In the above, it was assumed that a certain minimum current of 100 A, for example, flows through branch 2. If this is not the case, the switch cannot be triggered synchronously because the pulse voltage induced in the saturation converter 5 is not sufficient to actuate the blocking magnet 13. In this case, the relay 33 is effective, which receives voltage simultaneously with the relay 20, but is delayed, and responds after approximately 50 ms. When the relay 33 responds, the contact 36 and the contact 43 are closed. This creates the following circuit: P, contact 43 or 37, signaling switch contact 49, contact 36, relay 41, N The relay 41 therefore receives voltage. It interrupts the circuit for the relay 20 with its closed-circuit contact 42. This renders the synchronous tripping excitation ineffective, because when the relay 20 is de-energized, the contact 37 is opened and the contacts 29 and 30 return to the position shown in which the saturation converter is short-circuited via the resistor 18 and the contact 19. At the same time, an asynchronous disconnection is initiated because the blocking magnet 13 is connected to the control voltage. The following circuit is established: P, contact 43, contact 49, contact 36, resistor 39, contact 29, blocking magnet 13, contact 30, N The blocking magnet 13 responds and releases the pawl 12 so that the switch 7 switches off asynchronously. When switching off, the signaling switch contact 49 opens and interrupts the control circuit.

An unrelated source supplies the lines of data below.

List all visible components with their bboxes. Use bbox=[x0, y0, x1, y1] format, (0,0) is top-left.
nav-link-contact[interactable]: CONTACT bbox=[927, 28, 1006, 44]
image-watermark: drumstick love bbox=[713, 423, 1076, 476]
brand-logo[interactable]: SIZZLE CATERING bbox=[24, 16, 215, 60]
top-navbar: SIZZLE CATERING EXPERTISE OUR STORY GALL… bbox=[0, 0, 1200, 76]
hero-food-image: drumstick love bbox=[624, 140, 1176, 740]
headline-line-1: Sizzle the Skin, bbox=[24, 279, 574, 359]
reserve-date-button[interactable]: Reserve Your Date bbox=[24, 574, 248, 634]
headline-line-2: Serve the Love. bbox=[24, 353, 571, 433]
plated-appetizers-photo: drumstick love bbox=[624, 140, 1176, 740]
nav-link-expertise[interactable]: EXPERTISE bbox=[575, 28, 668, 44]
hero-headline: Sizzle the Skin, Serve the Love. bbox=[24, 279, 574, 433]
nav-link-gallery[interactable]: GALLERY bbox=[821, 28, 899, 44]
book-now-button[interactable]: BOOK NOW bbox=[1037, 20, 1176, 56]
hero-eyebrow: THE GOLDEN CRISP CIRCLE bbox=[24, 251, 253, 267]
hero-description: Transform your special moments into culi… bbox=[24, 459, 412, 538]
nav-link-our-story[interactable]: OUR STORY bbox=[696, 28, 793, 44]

The relays 20, 33 and 41 are expediently in a common housing housed, which can also contain the resistors 18 and 39.

Claims (7)

Claims: 1. Circuit arrangement for interrupting an alternating current circuit at the zero crossing of the current, especially for electric railways, with a triggering excitation by a protective relay, characterized by a stimulated by the protective relay Timing element which, after a specified time, initiates the triggering of the synchronous Deactivates the deactivation and initiates an asynchronous deactivation. 2. Circuit arrangement according to claim 1, characterized in that the timing element is a delay relay whose response time is increased with the aid of a capacitor. 3. Circuit arrangement according to claim 1, characterized in that a Triggering excitation for the synchronous switch-off is given by the timer is made ineffective after a predetermined time, and that then an asynchronous Switching off is initiated. 4. Circuit arrangement according to claim 3, characterized through a busbar for all trip commands that are sent via a contact of a Signaling switch is connected to the trigger element. 5. Circuit arrangement according to claim 3, characterized in that the triggering excitation for the synchronous disconnection of a relay with self-holding is maintained and that the holding circuit of the timer is interrupted. 6. Circuit arrangement according to claim 5, characterized characterized in that the hold circuit is interrupted via a relay. 7. Circuit arrangement according to claim 4, characterized in that da.ß to the busbar an operating current contact of the delay relay serving as a timing element is connected is.